Chicago's Bloody Valentine's Day

St. Valentine's Day 1929 began like most other winter mornings in Chicago, with gray skies and stinging cold. A light snow, like confectioner's sugar, powdered the city's sidewalks. Bakers and florists woke early to prepare for the crush of holiday customers. All over the city, children put the finishing touches on cards before leaving for school.

 

Of course, not everyone was engaged in thoughts of loving kindness. Over at the Cook County Jail, guards prepared for the planned midnight execution of three convicted killers. On LaSalle Street, bankers and stockbrokers nervously watched their stock tickers as trading began in New York. And inside a humdrum garage at 2122 North Clark Street, in a quiet residential neighborhood, an unusually large number of hoodlums gathered for purposes unknown.

 

Except for a single white light bulb dangling from the ceiling, the big garage on Clark Street was dark, the parked trucks and cars almost lost in the vast shadowed spaces.

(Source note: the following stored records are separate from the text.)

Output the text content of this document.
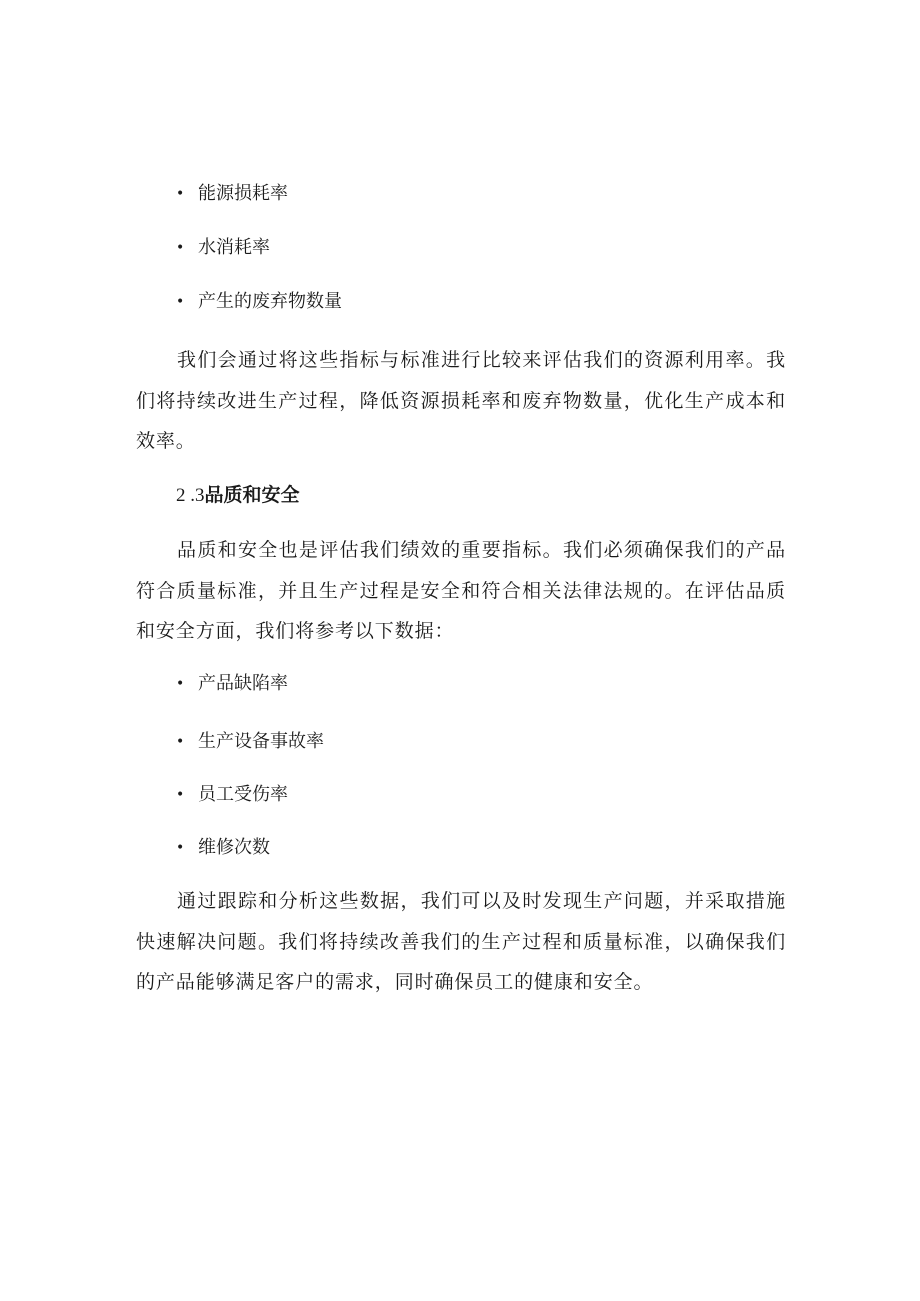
• 能源损耗率
• 水消耗率
• 产生的废弃物数量

我们会通过将这些指标与标准进行比较来评估我们的资源利用率。我们将持续改进生产过程，降低资源损耗率和废弃物数量，优化生产成本和效率。

2 .3品质和安全

品质和安全也是评估我们绩效的重要指标。我们必须确保我们的产品符合质量标准，并且生产过程是安全和符合相关法律法规的。在评估品质和安全方面，我们将参考以下数据：

• 产品缺陷率
• 生产设备事故率
• 员工受伤率
• 维修次数

通过跟踪和分析这些数据，我们可以及时发现生产问题，并采取措施快速解决问题。我们将持续改善我们的生产过程和质量标准，以确保我们的产品能够满足客户的需求，同时确保员工的健康和安全。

A bit of weak winter sun filtered through the grimy front window. The garage was rented by the George “Bugs” Moran gang, which controlled much of the North Side's illegal booze traffic and ran most of its brothels and casinos. The garage was used for storage and repairs, not as a hideout or hangout. So there was only one explanation why seven men would be there at an hour when most thugs were still sleeping off the prior night's intoxicants—and it wasn't to exchange valentines. They had a job.

 

With the exception of the mechanic, the men all were well dressed that morning in suits, ties, tie pins, and street shoes. One of them wore a carnation.

 

Soon they would all be dead, victims of the most infamous unsolved crime in U.S. history, the St. Valentine's Day Massacre.